Ian Dallas is Creative Director at BAFTA-winning studio, Giant Sparrow.

Purpose

“Games are an interesting simulacrum for the problem of finding meaning in life and they almost never address it,” says Ian Dallas. “If you’re feeling anxious because life doesn’t seem to have any purpose, games can be comforting because purpose in games is almost always clear and concrete. I think that’s a potentially wonderful and life-affirming answer, that if nature doesn’t give us a purpose then we’ll invent our own, but I think that only works when you acknowledge the absurdity and arbitrariness of the challenges you create for yourself. Otherwise it feels like delusional escapism. I think most games are playing it straight, and frankly, it’s depressing.”

No Choice

From the very beginning, What Remains of Edith Finch shows players how the game will end. The Finch house rises into the sky as if trying to escape itself; at its peak, there’s a definitive end-point. It’s an apt visual metaphor for the game’s primary theme, and true inevitability. “One of the biggest goals we had was to remind people that they’re going to die,” says creative director, Ian Dallas. “It’s not a question of conveying new information. But encouraging people to think about something they seem biologically wired not to is a hard challenge.”

Returning to her childhood home, Edith Finch is intent on learning the stories of her family, but as she explores each room, kept preserved and shrine-like, the tragic fates of her kin unfold. “The challenge for us was encouraging players to feel like death was not a failure,” Dallas explains. “It took a lot of different creative solutions from every member of the team, but what started out as a design challenge evolved into the game’s signature tone: marching happily to your doom.”


In What Remains of Edith Finch, every room represents a life.

What Remains of Edith Finch constantly reminds players that death is the only ending, yet somehow keeps players choosing to explore the house in spite of it.
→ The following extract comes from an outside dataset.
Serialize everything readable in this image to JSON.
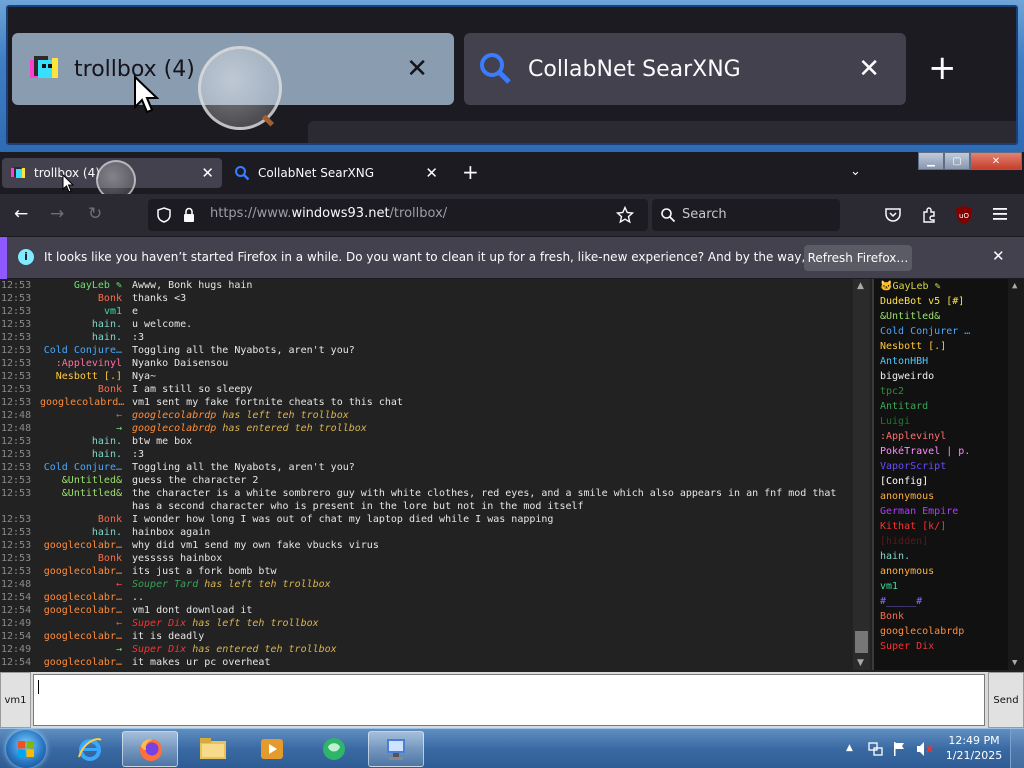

In many ways, this proves the validity of Edith Finch’s central philosophy: that endings don’t define stories. “Every story is over before it begins,” Dallas reflects. “And the ending is rarely the point of anything, it’s just a skeleton you can hang the more interesting bits on top of.”

This idea of accepting endings is also echoed in the final words of Edith herself: “I don’t want you to be sad I’m gone, I want you to be amazed any of us had the chance to be here at all.”


The Finch house contains a homely clutter which can’t help but inspire nostalgia.

In the face of an inevitable end, Albert Camus famously proposed we have but one choice: live or die. Just as in games, we can accept our choices are meaningless and decide to stop playing, or we can choose to continue, finding meaning in the act of choosing itself. When framed as a rebellion against our powerlessness, player choice becomes so much more meaningful – it’s able to better represent the nature of human existence and gain internal complexity. All the same, many games still focus on maximising player power and destructive effect. 

“I don’t know what the legacy of Spec Ops is,” Williams reflects. “As far as I can tell, the legacy people seem to be holding onto is that it (messed) them up when they played it. Which is unfortunate. We showed them the disease, but they only get excited about the symptoms.”

Player choice can’t be quantified in bodies, blood, or broken worlds. The way choices make us feel, let us express ourselves, and allow us to change, is their true gift. Power is a lie, but powerlessness is the truth of our lives, and those choices, touched by inevitability, are some of the most memorable in all of gaming.